Zudem sei es in einem Einzelfall vorgekommen, dass das Sicherheitspersonal einen Patienten mit Handschellen fixiert habe. Darauf hat die UPD bereits reagiert und ein Verbot für solche Handlungen erlassen.

Schliesslich bemängelt die Anti-Folter-Kommission, dass die verschiedenen Stationen der Waldau «faktisch geschlossen» geführt werden. Dies, weil behördlich eingewiesene Personen und freiwillig eintretenden Patienten durchmischt werden. Das führe aber zu einer Einschränkung der Bewegungsfreiheit aller Personen.

Chef verteidigt Klinik Waldau

UPD-Chef Stefan Aebi betont gegenüber dem «Bund», dass freiwillig eintretende Personen die Stationen jederzeit verlassen könnten. Die Durchmischung sei ein bewusst getroffener Entscheid, um die Stigmatisierung der behördlich eingewiesenen Personen nicht zu fördern. Das wäre letztlich auch im Behandlungsprozess nicht hilfreich, so Aebi.

Er verteidigt auch die 47 vorgenommenen Fixierungen. Diese müsse man in einem Verhältnis zu den über 3500 stationären Patienten sehen. Insbesondere bei suchtkranken Personen gebe es «manchmal keine ­andere Möglichkeit als eine kurzzeitige Fixierung», sagt Aebi.
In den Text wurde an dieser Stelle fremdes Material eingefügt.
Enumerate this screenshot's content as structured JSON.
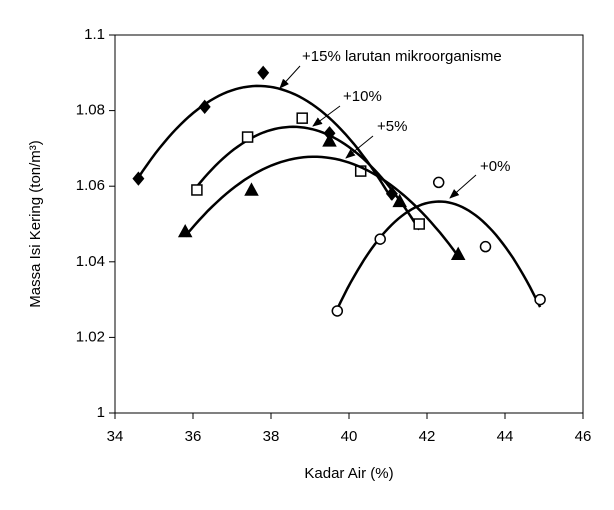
{
  "chart_data": {
    "type": "scatter",
    "x_label": "Kadar Air (%)",
    "y_label": "Massa Isi Kering (ton/m³)",
    "xlim": [
      34,
      46
    ],
    "xticks": [
      34,
      36,
      38,
      40,
      42,
      44,
      46
    ],
    "ylim": [
      1,
      1.1
    ],
    "yticks": [
      1,
      1.02,
      1.04,
      1.06,
      1.08,
      1.1
    ],
    "trendline": "quadratic",
    "series": [
      {
        "name": "+15% larutan mikroorganisme",
        "color": "#000000",
        "marker": "diamond",
        "filled": true,
        "x": [
          34.6,
          36.3,
          37.8,
          39.5,
          41.1
        ],
        "values": [
          1.062,
          1.081,
          1.09,
          1.074,
          1.058
        ]
      },
      {
        "name": "+10%",
        "color": "#000000",
        "marker": "square",
        "filled": false,
        "x": [
          36.1,
          37.4,
          38.8,
          40.3,
          41.8
        ],
        "values": [
          1.059,
          1.073,
          1.078,
          1.064,
          1.05
        ]
      },
      {
        "name": "+5%",
        "color": "#000000",
        "marker": "triangle",
        "filled": true,
        "x": [
          35.8,
          37.5,
          39.5,
          41.3,
          42.8
        ],
        "values": [
          1.048,
          1.059,
          1.072,
          1.056,
          1.042
        ]
      },
      {
        "name": "+0%",
        "color": "#000000",
        "marker": "circle",
        "filled": false,
        "x": [
          39.7,
          40.8,
          42.3,
          43.5,
          44.9
        ],
        "values": [
          1.027,
          1.046,
          1.061,
          1.044,
          1.03
        ]
      }
    ]
  }
}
Eine solche Massnahme könne aber auch nur dazu dienen, dass der Patient nicht vom Stuhl falle.

Aebi bestreitet auch, dass es für Aufenthalte in Isolationszimmern keine Regelungen gebe. «Selbstverständlich gibt es hausinterne Regelungen.» Er räumt aber ein, dass das Personal in Notfällen manchmal sehr rasch und situativ entscheiden müsse, «um Schlimmes zu verhindern». Die fehlenden Behandlungspläne schliesslich seien tatsächlich ein Problem. Der Grund dafür sei eine neue Software, die noch nicht komplett funktioniere. Daran arbeite man mit «Nachdruck».

Der Berner Regierungsrat hat den Bericht zur Kenntnis genommen und schreibt in seiner Stellungnahme, dass die Mängel «generell als behebbar eingeschätzt» werden.